GODIN. P. R. Prós e contras da autonomia do Banco Central. Disponível em:
www.uninter.com. Acesso em: 6 out. 2021 (adaptado).
TEXTO II
Surgiu um grande debate nos últimos dias por conta
da votação sobre a autonomia do Banco Central. Essa
autonomia já vem sendo pensada há algum tempo, mas
agora foi votada. A ideia central, segundo defensores,
é “blindar” o Bacen de ser capturado pelos interesses
governamentais. Além disso, para os defensores, essa
autonomia é fundamental para melhorar o investimento
externo e a percepção do que é feito dentro do Brasil,
pois pode ajudar a controlar a inflação.
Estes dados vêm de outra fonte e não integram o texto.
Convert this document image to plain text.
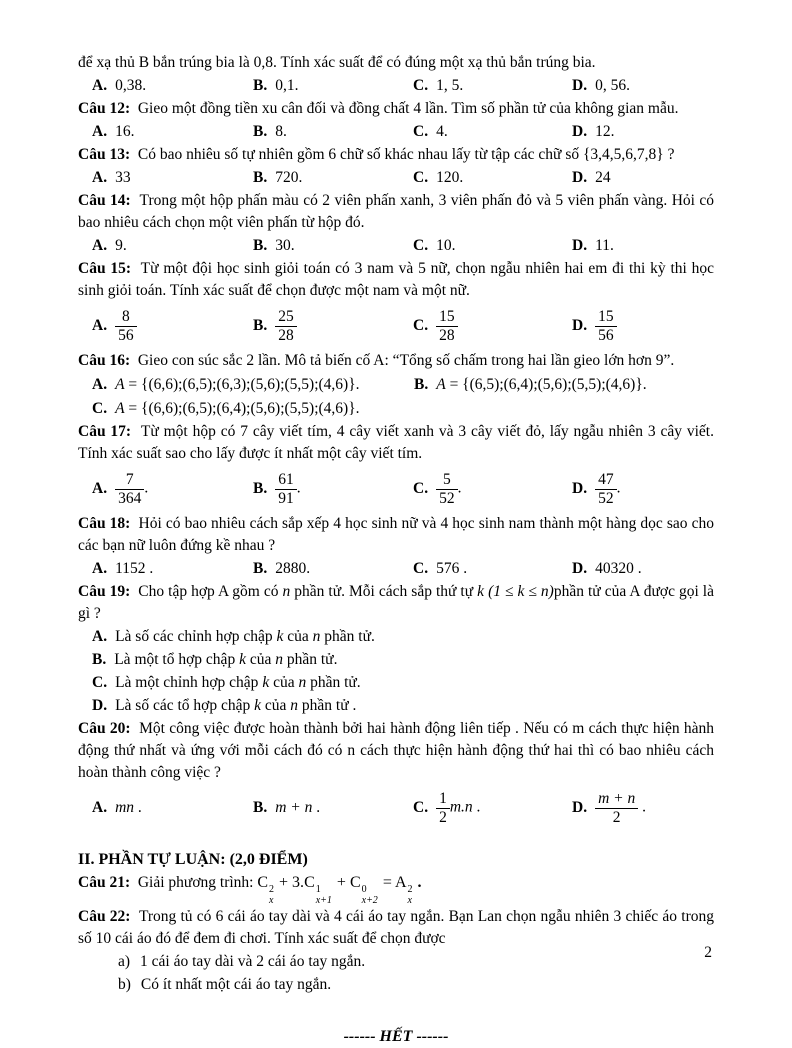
để xạ thủ B bắn trúng bia là 0,8. Tính xác suất để có đúng một xạ thủ bắn trúng bia.

A. 0,38.	B. 0,1.	C. 1, 5.	D. 0, 56.

Câu 12: Gieo một đồng tiền xu cân đối và đồng chất 4 lần. Tìm số phần tử của không gian mẫu.

A. 16.	B. 8.	C. 4.	D. 12.

Câu 13: Có bao nhiêu số tự nhiên gồm 6 chữ số khác nhau lấy từ tập các chữ số {3,4,5,6,7,8} ?

A. 33	B. 720.	C. 120.	D. 24

Câu 14: Trong một hộp phấn màu có 2 viên phấn xanh, 3 viên phấn đỏ và 5 viên phấn vàng. Hỏi có bao nhiêu cách chọn một viên phấn từ hộp đó.

A. 9.	B. 30.	C. 10.	D. 11.

Câu 15: Từ một đội học sinh giỏi toán có 3 nam và 5 nữ, chọn ngẫu nhiên hai em đi thi kỳ thi học sinh giỏi toán. Tính xác suất để chọn được một nam và một nữ.

A. $\frac{8}{56}$	B. $\frac{25}{28}$	C. $\frac{15}{28}$	D. $\frac{15}{56}$

Câu 16: Gieo con súc sắc 2 lần. Mô tả biến cố A: “Tổng số chấm trong hai lần gieo lớn hơn 9”.

A. A = {(6,6);(6,5);(6,3);(5,6);(5,5);(4,6)}.	B. A = {(6,5);(6,4);(5,6);(5,5);(4,6)}.
C. A = {(6,6);(6,5);(6,4);(5,6);(5,5);(4,6)}.

Câu 17: Từ một hộp có 7 cây viết tím, 4 cây viết xanh và 3 cây viết đỏ, lấy ngẫu nhiên 3 cây viết. Tính xác suất sao cho lấy được ít nhất một cây viết tím.

A. $\frac{7}{364}$ .	B. $\frac{61}{91}$ .	C. $\frac{5}{52}$ .	D. $\frac{47}{52}$ .

Câu 18: Hỏi có bao nhiêu cách sắp xếp 4 học sinh nữ và 4 học sinh nam thành một hàng dọc sao cho các bạn nữ luôn đứng kề nhau ?

A. 1152 .	B. 2880.	C. 576 .	D. 40320 .

Câu 19: Cho tập hợp A gồm có n phần tử. Mỗi cách sắp thứ tự k (1 ≤ k ≤ n)phần tử của A được gọi là gì ?

A. Là số các chỉnh hợp chập k của n phần tử.
B. Là một tổ hợp chập k của n phần tử.
C. Là một chỉnh hợp chập k của n phần tử.
D. Là số các tổ hợp chập k của n phần tử .

Câu 20: Một công việc được hoàn thành bởi hai hành động liên tiếp . Nếu có m cách thực hiện hành động thứ nhất và ứng với mỗi cách đó có n cách thực hiện hành động thứ hai thì có bao nhiêu cách hoàn thành công việc ?

A. mn .	B. m + n .	C. $\frac{1}{2} m.n$ .	D. $\frac{m + n}{2}$ .

II. PHẦN TỰ LUẬN: (2,0 ĐIỂM)

Câu 21: Giải phương trình: C 2
x
+ 3.C 1
x+1
+ C 0
x+2
= A 2
x
.

Câu 22: Trong tủ có 6 cái áo tay dài và 4 cái áo tay ngắn. Bạn Lan chọn ngẫu nhiên 3 chiếc áo trong số 10 cái áo đó để đem đi chơi. Tính xác suất để chọn được

a) 1 cái áo tay dài và 2 cái áo tay ngắn.
b) Có ít nhất một cái áo tay ngắn.

------ HẾT ------

2
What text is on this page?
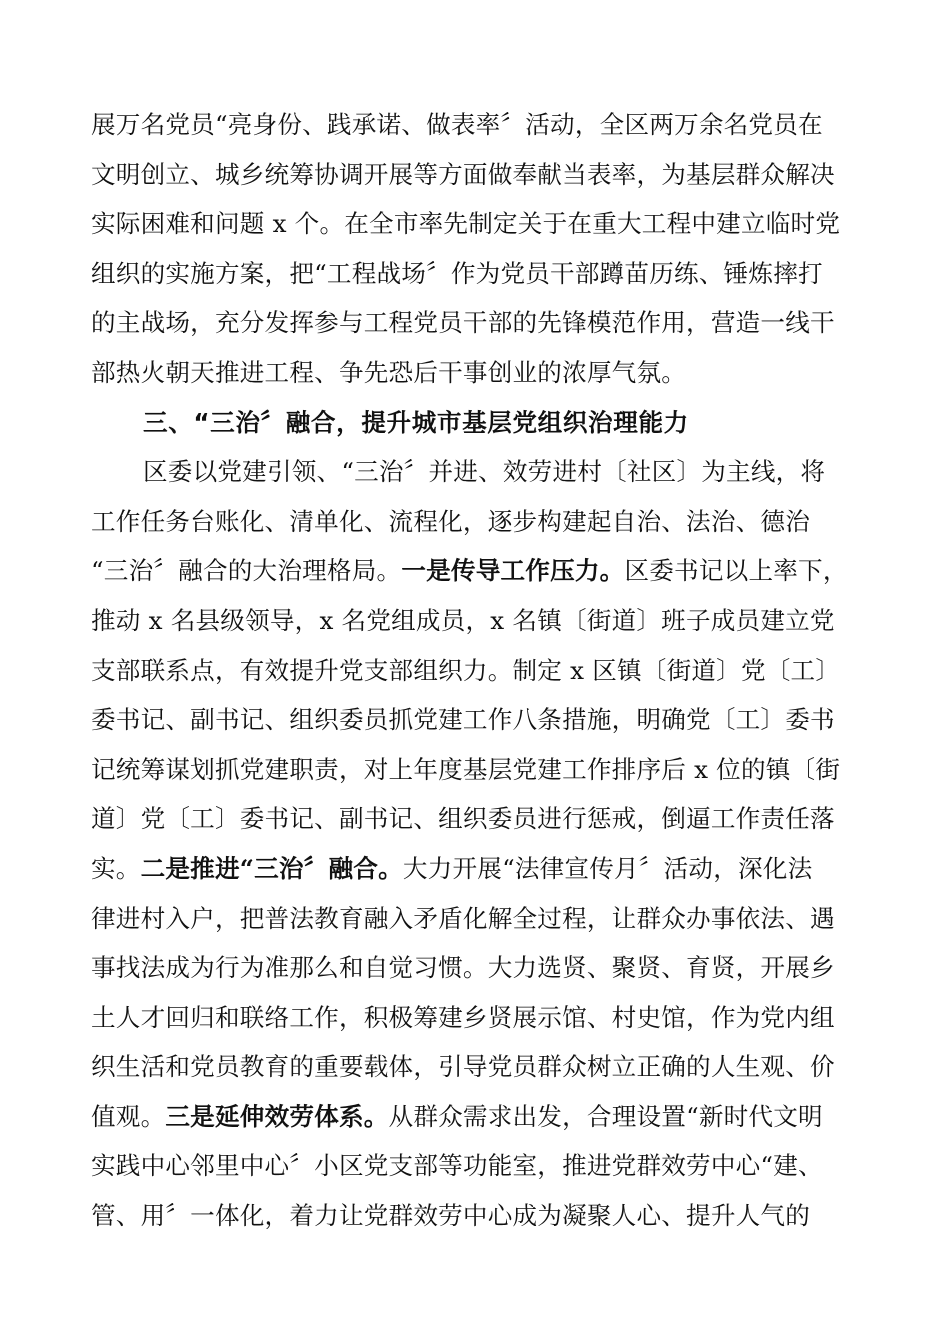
展万名党员“亮身份、践承诺、做表率〞活动，全区两万余名党员在
文明创立、城乡统筹协调开展等方面做奉献当表率，为基层群众解决
实际困难和问题 x 个。在全市率先制定关于在重大工程中建立临时党
组织的实施方案，把“工程战场〞作为党员干部蹲苗历练、锤炼摔打
的主战场，充分发挥参与工程党员干部的先锋模范作用，营造一线干
部热火朝天推进工程、争先恐后干事创业的浓厚气氛。
三、“三治〞融合，提升城市基层党组织治理能力
区委以党建引领、“三治〞并进、效劳进村〔社区〕为主线，将
工作任务台账化、清单化、流程化，逐步构建起自治、法治、德治
“三治〞融合的大治理格局。一是传导工作压力。区委书记以上率下，
推动 x 名县级领导，x 名党组成员，x 名镇〔街道〕班子成员建立党
支部联系点，有效提升党支部组织力。制定 x 区镇〔街道〕党〔工〕
委书记、副书记、组织委员抓党建工作八条措施，明确党〔工〕委书
记统筹谋划抓党建职责，对上年度基层党建工作排序后 x 位的镇〔街
道〕党〔工〕委书记、副书记、组织委员进行惩戒，倒逼工作责任落
实。二是推进“三治〞融合。大力开展“法律宣传月〞活动，深化法
律进村入户，把普法教育融入矛盾化解全过程，让群众办事依法、遇
事找法成为行为准那么和自觉习惯。大力选贤、聚贤、育贤，开展乡
土人才回归和联络工作，积极筹建乡贤展示馆、村史馆，作为党内组
织生活和党员教育的重要载体，引导党员群众树立正确的人生观、价
值观。三是延伸效劳体系。从群众需求出发，合理设置“新时代文明
实践中心邻里中心〞小区党支部等功能室，推进党群效劳中心“建、
管、用〞一体化，着力让党群效劳中心成为凝聚人心、提升人气的
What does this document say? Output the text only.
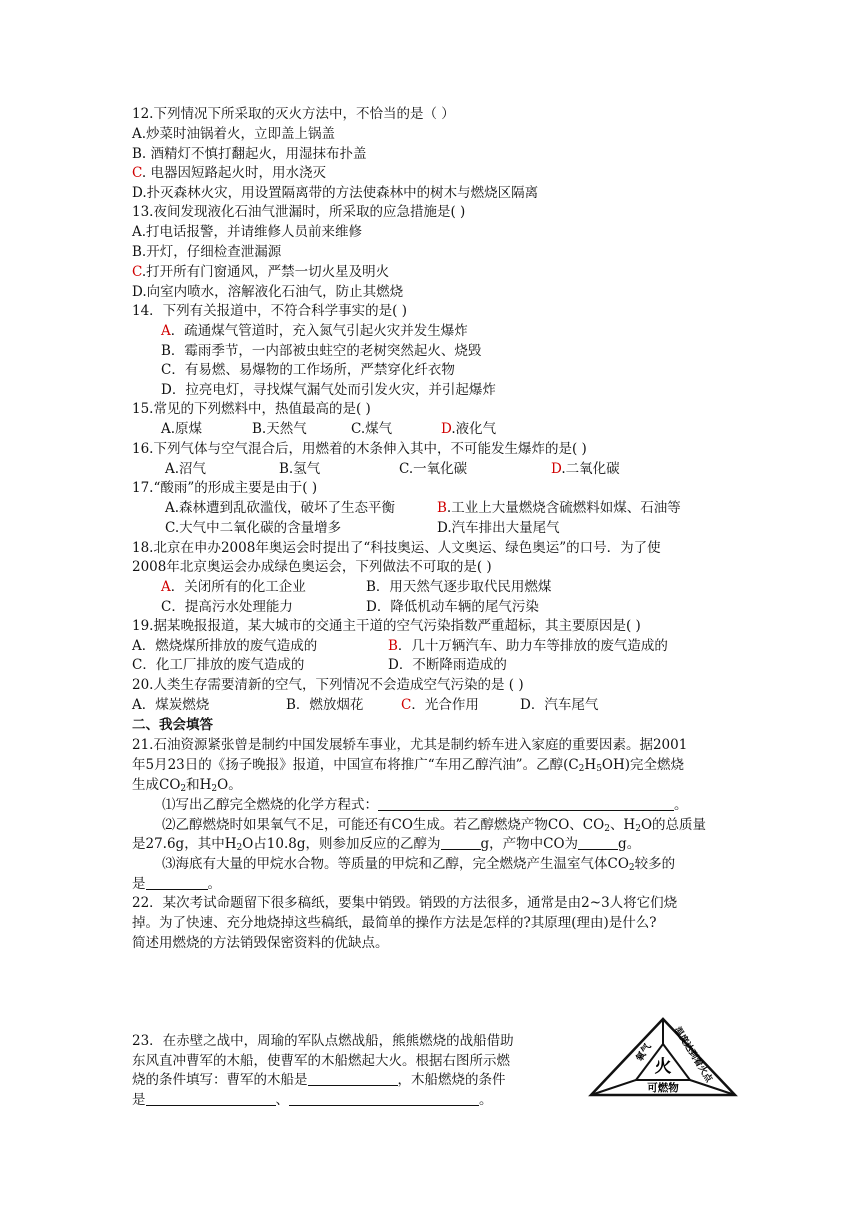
12.下列情况下所采取的灭火方法中，不恰当的是（ ）
A.炒菜时油锅着火，立即盖上锅盖
B. 酒精灯不慎打翻起火，用湿抹布扑盖
C. 电器因短路起火时，用水浇灭
D.扑灭森林火灾，用设置隔离带的方法使森林中的树木与燃烧区隔离
13.夜间发现液化石油气泄漏时，所采取的应急措施是( )
A.打电话报警，并请维修人员前来维修
B.开灯，仔细检查泄漏源
C.打开所有门窗通风，严禁一切火星及明火
D.向室内喷水，溶解液化石油气，防止其燃烧
14．下列有关报道中，不符合科学事实的是( )
A．疏通煤气管道时，充入氮气引起火灾并发生爆炸
B．霉雨季节，一内部被虫蛀空的老树突然起火、烧毁
C．有易燃、易爆物的工作场所，严禁穿化纤衣物
D．拉亮电灯，寻找煤气漏气处而引发火灾，并引起爆炸
15.常见的下列燃料中，热值最高的是( )
A.原煤	B.天然气	C.煤气	D.液化气
16.下列气体与空气混合后，用燃着的木条伸入其中，不可能发生爆炸的是( )
A.沼气	B.氢气	C.一氧化碳	D.二氧化碳
17.“酸雨”的形成主要是由于( )
A.森林遭到乱砍滥伐，破坏了生态平衡	B.工业上大量燃烧含硫燃料如煤、石油等
C.大气中二氧化碳的含量增多	D.汽车排出大量尾气
18.北京在申办2008年奥运会时提出了“科技奥运、人文奥运、绿色奥运”的口号．为了使
2008年北京奥运会办成绿色奥运会，下列做法不可取的是( )
A．关闭所有的化工企业	B．用天然气逐步取代民用燃煤
C．提高污水处理能力	D．降低机动车辆的尾气污染
19.据某晚报报道，某大城市的交通主干道的空气污染指数严重超标，其主要原因是( )
A．燃烧煤所排放的废气造成的	B．几十万辆汽车、助力车等排放的废气造成的
C．化工厂排放的废气造成的	D．不断降雨造成的
20.人类生存需要清新的空气，下列情况不会造成空气污染的是 ( )
A．煤炭燃烧	B．燃放烟花	C．光合作用	D．汽车尾气
二、我会填答
21.石油资源紧张曾是制约中国发展轿车事业，尤其是制约轿车进入家庭的重要因素。据2001
年5月23日的《扬子晚报》报道，中国宣布将推广“车用乙醇汽油”。乙醇$(C_2H_5OH)$完全燃烧
生成$CO_2$和$H_2O$。
⑴写出乙醇完全燃烧的化学方程式：	。
⑵乙醇燃烧时如果氧气不足，可能还有CO生成。若乙醇燃烧产物CO、$CO_2$、$H_2O$的总质量
是27.6g，其中$H_2O$占10.8g，则参加反应的乙醇为	g，产物中CO为	g。
⑶海底有大量的甲烷水合物。等质量的甲烷和乙醇，完全燃烧产生温室气体$CO_2$较多的
是	。
22．某次考试命题留下很多稿纸，要集中销毁。销毁的方法很多，通常是由2~3人将它们烧
掉。为了快速、充分地烧掉这些稿纸，最简单的操作方法是怎样的?其原理(理由)是什么?
简述用燃烧的方法销毁保密资料的优缺点。
23．在赤壁之战中，周瑜的军队点燃战船，熊熊燃烧的战船借助
东风直冲曹军的木船，使曹军的木船燃起大火。根据右图所示燃
烧的条件填写：曹军的木船是	，木船燃烧的条件
是	、	。
火
氧气 温度达到着火点
可燃物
Entretanto,
esse argumento pode ser questionável já que,
independentemente de o Bacen ter uma atuação mais ou
menos conservadora, não significa necessariamente que
não prejudicará os trabalhadores, as políticas de emprego
e renda e de crédito mais acessível. Isso ocorre pois o que
é bom para o mercado financeiro não necessariamente
será bom para o restante da população.
BORGES, Y. F. F. Independência do Banco Central: teoria e prática. Disponível em:
https://sapientia.pucsp.br. Acesso em: 6 out. 2021 (adaptado).
Os textos, mesmo apresentando distintos pontos de vista,
se fundamentam na seguinte característica de um Banco
Central autônomo/independente:
✂️ a) Fonte dos recursos. ✂️ b) Objetivo das decisões. ✂️ c) Origem dos mandatos. ✂️ d) Legitimidade das ações. ✂️ e) Composição dos cargos.